O gece hiç birimizde eğlenecek hal kalmamıştı. Baktık olacak gibi değil, kızlar gecemizi kısa kesip uyuma kararı aldık. Ama nedense benim gözüme uyku girmiyordu. Aklımda sürekli teyzenin sözleri dönüyordu.
'Gökyüzünde dolunayın tabak gibi asıldığı bir gecede,
Kaybedeceksin yıllardır sakladığın masumiyetini,
Ne kadar üzülsende boşuna,
Döndüremeyeceksin geçen zamanı geri.
Ama her şey bitti diye üzülme,
Çünkü değil hiç bir şey göründüğü gibi'Ne kadar düşünsemde sözlerine mantıklı bir açıklama bulamadım. Fala inanan birisi olmamıştım hiç bir zaman ama halleri o kadar gerçekçiydiki. Hele o siyaha dönen gözleri.. Bakışlarındaki derinlik... ve elimi eline aldığı zaman bütün irademin vücudumdan çekilmesi. İtiraz edecek halimin bile kalmaması...

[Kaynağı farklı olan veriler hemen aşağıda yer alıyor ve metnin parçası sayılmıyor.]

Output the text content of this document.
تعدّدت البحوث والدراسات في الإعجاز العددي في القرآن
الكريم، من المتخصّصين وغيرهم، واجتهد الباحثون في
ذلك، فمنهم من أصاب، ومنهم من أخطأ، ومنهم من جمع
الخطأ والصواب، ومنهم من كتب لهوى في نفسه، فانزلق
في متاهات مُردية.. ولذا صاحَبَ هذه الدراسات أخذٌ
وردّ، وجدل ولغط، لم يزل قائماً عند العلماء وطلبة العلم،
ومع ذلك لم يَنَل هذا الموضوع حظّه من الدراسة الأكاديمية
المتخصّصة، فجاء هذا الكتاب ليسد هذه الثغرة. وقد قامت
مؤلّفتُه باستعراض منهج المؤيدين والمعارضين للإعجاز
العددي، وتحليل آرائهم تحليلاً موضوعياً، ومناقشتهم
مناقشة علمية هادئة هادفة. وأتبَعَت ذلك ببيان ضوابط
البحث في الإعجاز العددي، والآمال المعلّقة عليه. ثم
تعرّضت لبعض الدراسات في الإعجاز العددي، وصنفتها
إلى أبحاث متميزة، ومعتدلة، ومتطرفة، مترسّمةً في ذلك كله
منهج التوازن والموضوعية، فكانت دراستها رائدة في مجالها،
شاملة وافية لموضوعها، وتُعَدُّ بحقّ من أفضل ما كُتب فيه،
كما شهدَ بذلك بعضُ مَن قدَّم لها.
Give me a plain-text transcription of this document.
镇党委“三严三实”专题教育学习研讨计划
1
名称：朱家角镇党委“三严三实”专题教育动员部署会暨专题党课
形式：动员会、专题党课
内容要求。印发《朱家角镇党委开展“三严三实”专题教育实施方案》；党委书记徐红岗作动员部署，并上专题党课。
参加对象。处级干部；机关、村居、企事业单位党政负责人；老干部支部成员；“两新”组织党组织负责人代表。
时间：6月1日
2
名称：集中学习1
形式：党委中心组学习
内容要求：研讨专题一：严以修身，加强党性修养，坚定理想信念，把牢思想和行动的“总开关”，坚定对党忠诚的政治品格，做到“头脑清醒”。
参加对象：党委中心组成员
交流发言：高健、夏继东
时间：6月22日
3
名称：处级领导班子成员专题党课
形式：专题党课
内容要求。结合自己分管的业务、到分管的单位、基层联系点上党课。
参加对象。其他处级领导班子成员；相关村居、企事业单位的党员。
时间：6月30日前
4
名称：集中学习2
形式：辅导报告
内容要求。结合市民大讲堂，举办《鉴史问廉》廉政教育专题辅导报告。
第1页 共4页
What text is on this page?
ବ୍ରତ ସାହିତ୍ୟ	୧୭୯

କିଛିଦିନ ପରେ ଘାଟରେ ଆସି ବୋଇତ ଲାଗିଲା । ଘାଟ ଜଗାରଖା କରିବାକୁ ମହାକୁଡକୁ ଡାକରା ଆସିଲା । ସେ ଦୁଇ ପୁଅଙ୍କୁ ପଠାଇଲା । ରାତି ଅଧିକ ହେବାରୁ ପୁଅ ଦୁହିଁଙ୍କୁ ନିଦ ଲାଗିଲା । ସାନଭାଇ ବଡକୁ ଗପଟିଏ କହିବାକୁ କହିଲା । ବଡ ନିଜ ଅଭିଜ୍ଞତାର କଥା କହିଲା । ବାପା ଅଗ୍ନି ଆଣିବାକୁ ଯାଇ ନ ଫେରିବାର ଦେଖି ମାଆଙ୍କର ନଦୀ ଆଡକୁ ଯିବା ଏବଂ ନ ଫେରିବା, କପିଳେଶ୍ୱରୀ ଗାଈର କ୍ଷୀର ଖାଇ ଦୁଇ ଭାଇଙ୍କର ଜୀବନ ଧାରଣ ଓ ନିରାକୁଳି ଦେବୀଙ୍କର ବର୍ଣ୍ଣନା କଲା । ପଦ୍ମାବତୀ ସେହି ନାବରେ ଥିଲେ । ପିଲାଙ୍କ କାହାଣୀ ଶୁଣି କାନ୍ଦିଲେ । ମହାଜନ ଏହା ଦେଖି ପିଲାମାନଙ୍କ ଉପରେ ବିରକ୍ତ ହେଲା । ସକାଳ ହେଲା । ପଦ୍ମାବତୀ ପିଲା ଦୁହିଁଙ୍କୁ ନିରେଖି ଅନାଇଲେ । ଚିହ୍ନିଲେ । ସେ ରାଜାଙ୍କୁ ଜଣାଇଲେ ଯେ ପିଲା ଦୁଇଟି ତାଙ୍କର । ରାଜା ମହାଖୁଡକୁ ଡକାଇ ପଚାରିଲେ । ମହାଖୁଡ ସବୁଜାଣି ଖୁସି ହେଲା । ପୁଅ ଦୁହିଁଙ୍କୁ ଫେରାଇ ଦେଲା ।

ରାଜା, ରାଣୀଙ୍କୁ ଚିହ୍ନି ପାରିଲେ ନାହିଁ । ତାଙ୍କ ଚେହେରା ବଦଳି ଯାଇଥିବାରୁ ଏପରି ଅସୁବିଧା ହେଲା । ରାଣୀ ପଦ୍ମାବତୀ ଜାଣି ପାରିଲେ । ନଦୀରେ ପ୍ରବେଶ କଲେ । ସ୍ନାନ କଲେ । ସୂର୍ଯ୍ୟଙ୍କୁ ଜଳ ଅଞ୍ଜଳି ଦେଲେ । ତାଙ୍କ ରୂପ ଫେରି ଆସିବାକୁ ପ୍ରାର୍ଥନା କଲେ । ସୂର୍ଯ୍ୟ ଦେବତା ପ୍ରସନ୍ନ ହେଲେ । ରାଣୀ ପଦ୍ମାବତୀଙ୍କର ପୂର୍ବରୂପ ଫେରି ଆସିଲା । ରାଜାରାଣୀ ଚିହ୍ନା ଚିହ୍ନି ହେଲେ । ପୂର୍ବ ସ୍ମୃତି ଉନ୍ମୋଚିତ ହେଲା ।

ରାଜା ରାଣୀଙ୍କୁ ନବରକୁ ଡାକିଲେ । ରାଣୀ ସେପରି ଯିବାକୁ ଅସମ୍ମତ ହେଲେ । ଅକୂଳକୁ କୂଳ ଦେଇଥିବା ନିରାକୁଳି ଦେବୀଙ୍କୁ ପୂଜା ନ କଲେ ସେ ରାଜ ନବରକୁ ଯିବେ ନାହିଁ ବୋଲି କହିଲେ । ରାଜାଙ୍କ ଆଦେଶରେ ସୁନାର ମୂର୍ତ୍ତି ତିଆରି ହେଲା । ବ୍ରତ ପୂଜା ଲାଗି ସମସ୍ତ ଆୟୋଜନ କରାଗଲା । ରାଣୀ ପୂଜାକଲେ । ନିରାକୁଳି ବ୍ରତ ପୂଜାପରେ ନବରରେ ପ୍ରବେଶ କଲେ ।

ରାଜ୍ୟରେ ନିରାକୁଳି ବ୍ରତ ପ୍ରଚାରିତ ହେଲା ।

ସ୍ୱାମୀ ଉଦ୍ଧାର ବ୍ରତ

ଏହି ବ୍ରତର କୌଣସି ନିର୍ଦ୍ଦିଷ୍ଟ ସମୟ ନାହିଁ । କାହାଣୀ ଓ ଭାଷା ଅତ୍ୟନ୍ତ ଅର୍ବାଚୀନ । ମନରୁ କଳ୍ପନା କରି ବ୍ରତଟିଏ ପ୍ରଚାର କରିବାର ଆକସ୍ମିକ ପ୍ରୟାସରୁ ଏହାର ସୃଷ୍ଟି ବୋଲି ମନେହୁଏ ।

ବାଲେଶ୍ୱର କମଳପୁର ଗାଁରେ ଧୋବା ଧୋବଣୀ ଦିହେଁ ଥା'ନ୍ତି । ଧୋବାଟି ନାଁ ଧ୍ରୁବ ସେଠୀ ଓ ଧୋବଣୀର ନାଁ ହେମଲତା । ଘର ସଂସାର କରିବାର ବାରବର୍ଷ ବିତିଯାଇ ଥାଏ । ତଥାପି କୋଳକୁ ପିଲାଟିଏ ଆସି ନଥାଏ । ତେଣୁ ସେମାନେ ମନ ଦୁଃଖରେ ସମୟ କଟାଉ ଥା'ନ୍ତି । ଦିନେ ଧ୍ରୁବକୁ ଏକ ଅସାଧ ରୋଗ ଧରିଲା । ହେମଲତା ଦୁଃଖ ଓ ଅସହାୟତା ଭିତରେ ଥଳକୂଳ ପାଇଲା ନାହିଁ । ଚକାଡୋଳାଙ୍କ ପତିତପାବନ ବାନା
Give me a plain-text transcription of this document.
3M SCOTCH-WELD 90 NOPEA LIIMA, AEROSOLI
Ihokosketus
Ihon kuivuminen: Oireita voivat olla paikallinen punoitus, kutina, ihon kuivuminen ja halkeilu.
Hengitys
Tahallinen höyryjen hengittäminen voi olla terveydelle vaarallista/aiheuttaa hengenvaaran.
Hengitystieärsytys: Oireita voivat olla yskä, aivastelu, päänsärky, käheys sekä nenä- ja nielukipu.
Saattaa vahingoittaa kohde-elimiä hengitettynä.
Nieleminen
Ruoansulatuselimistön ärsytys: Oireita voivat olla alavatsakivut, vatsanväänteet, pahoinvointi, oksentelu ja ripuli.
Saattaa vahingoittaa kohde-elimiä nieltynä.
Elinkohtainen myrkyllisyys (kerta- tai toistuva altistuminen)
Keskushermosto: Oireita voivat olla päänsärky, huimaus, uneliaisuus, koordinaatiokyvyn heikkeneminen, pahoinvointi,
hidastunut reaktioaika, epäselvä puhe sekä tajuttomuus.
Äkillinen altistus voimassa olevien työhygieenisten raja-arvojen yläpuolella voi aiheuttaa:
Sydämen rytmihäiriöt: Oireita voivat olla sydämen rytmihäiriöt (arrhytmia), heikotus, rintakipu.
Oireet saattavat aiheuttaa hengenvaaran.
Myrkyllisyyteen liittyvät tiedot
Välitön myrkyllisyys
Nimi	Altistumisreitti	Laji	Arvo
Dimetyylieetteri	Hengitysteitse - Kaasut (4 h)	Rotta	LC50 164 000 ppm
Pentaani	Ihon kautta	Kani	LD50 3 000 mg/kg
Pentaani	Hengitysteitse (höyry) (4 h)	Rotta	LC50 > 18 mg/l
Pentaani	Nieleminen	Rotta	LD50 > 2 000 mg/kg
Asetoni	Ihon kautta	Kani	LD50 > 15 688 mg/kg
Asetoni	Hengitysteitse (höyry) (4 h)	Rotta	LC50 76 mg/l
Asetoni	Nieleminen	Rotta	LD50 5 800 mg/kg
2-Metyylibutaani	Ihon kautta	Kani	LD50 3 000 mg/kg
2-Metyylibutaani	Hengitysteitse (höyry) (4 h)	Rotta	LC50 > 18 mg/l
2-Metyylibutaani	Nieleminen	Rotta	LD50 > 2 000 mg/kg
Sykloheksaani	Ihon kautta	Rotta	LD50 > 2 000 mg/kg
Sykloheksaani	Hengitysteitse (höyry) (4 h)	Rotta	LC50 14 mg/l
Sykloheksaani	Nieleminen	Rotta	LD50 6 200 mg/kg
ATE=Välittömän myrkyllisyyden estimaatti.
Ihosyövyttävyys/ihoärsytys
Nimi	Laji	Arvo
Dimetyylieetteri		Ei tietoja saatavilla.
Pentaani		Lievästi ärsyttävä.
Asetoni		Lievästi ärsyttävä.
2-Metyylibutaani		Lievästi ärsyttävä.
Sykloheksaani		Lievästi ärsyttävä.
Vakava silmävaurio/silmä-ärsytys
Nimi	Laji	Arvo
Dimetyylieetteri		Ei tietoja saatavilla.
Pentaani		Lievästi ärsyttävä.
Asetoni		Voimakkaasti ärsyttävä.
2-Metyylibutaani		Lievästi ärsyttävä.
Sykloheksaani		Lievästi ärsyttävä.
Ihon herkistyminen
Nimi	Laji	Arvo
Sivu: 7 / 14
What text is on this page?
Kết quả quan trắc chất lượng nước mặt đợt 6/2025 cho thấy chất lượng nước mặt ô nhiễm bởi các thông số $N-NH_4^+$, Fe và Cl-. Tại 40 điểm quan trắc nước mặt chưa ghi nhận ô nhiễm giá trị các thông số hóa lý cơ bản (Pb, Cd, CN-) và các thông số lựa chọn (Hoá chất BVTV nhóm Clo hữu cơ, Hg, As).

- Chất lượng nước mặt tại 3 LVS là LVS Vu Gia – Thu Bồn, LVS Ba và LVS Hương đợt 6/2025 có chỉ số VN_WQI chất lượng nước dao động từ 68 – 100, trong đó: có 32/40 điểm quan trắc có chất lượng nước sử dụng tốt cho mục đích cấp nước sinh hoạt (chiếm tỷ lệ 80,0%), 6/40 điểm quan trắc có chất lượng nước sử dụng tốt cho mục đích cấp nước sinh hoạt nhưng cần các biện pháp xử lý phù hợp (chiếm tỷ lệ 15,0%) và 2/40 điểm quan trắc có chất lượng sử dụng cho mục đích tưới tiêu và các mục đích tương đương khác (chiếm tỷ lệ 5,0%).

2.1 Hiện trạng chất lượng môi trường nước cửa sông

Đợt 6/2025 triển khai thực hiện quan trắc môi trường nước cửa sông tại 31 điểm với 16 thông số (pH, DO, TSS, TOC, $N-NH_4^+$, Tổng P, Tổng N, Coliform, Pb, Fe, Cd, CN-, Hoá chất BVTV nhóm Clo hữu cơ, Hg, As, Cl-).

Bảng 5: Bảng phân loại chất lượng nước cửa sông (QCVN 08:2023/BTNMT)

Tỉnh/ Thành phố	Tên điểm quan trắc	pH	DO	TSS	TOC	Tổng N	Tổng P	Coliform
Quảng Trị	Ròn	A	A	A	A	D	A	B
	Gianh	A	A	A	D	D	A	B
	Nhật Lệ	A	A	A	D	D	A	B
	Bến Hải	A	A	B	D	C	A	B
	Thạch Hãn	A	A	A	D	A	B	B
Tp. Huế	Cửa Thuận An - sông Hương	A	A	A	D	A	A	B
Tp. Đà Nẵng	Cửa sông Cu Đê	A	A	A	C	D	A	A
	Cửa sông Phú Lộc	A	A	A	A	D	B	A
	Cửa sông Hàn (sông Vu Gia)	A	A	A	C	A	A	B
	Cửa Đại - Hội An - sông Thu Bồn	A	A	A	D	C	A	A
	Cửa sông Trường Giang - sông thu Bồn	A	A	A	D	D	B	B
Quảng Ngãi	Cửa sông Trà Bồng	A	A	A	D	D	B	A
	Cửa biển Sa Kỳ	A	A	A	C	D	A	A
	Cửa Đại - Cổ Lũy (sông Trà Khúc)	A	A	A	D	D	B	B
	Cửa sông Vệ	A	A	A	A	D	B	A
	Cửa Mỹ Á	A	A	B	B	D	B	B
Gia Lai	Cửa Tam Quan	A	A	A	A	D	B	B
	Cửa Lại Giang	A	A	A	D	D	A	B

Hayatımın monotonluğundan şikayet ederken, yaşantım bildiğin trajikomik bir filme dönüşmüştü adeta. Zaten her şey tamamdı bir falcımız eksikti. O da oldu tam oldu yaşasın! Yoksa ne yapardım maazallah!
Düşüne düşüne bir çıkar yol bulamayacağımı anladığımda uyumayı denedim. Ama kahrolasıca uyku gözüme girmiyordu bir türlü.
Uyuyabilmek için bilmem kaç tane ak koyun saydım ama yok. Baktım ak koyunlarımın arasına bir de mor koyun karışmış, o an uyuyamayacağımı anladım. Daha fazla yatakta debelenmemin bir yararı olmayacağını fark edip yatağımdan kalktım.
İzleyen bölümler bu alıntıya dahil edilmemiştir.